Driving around with the CDs in your car auto-changer, as I have done for the past week, presents something of a traffic hazard. When do you get to change gear? Certainly, the band rarely does, remaining quite happy to fizz along in a funky groove for whole hours at a time. The separate identity of each two-disc set soon dissolves into a continuous road-movie of chugga- chugga rhythms and circular funk motifs, ridden over by the insistent, wheedling trumpet of Miles himself. Though these recordings - mostly long- deleted and unobtainable, or released only in Japan - have for years had the reputation of a Miles gone way beyond the pale for most of his Gil Evans-era fans, their re-release in remastered and extravagantly annotated new editions represents a wonderful rediscovery.
The period that the recordings cover was one where Miles could perform alongside rock bands such as The Band at auditoriums such as Fillmores East and West, to crowds made up of old fans and hippie kids. His dominant influence was probably the street-corner funk of Sly Stone, though Hendrix and Stockhausen get more than a look in, too, as well as the continual re-inventions of his style enforced by a changing cast of fellow players.

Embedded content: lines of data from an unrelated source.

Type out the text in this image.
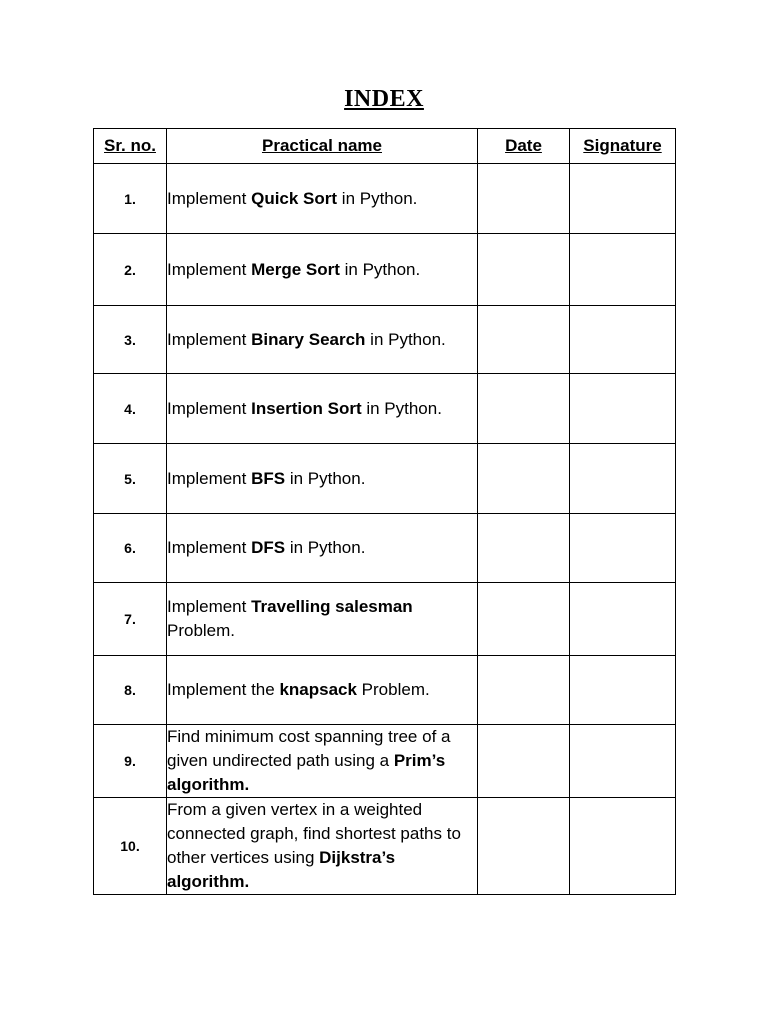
INDEX
Sr. no.	Practical name	Date	Signature
1.	Implement Quick Sort in Python.		
2.	Implement Merge Sort in Python.		
3.	Implement Binary Search in Python.		
4.	Implement Insertion Sort in Python.		
5.	Implement BFS in Python.		
6.	Implement DFS in Python.		
7.	Implement Travelling salesman Problem.		
8.	Implement the knapsack Problem.		
9.	Find minimum cost spanning tree of a given undirected path using a Prim’s algorithm.		
10.	From a given vertex in a weighted connected graph, find shortest paths to other vertices using Dijkstra’s algorithm.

Though sidemen include important collaborators such as Chick Corea, Jack DeJohnette, John McClaughlin, Dave Holland and Keith Jarrett, in many ways the most thrilling records are Dark Magus, and In Concert, where the sidemen are, apart from drummer Al Foster, relatively unsung as jazz players, and where the groove is truly the thang. Proper jazz fans will hate these records. While all of the albums are worth having, In Concert can be recommended unhesitatingly as a real solid-gold purchase - if, of course, you and your neighbours have the tolerance for this sort of thing. Getting the rest depends on how many grooves you can take, and, if you've got an in-car CD player, how far you're happy to drive in one gear.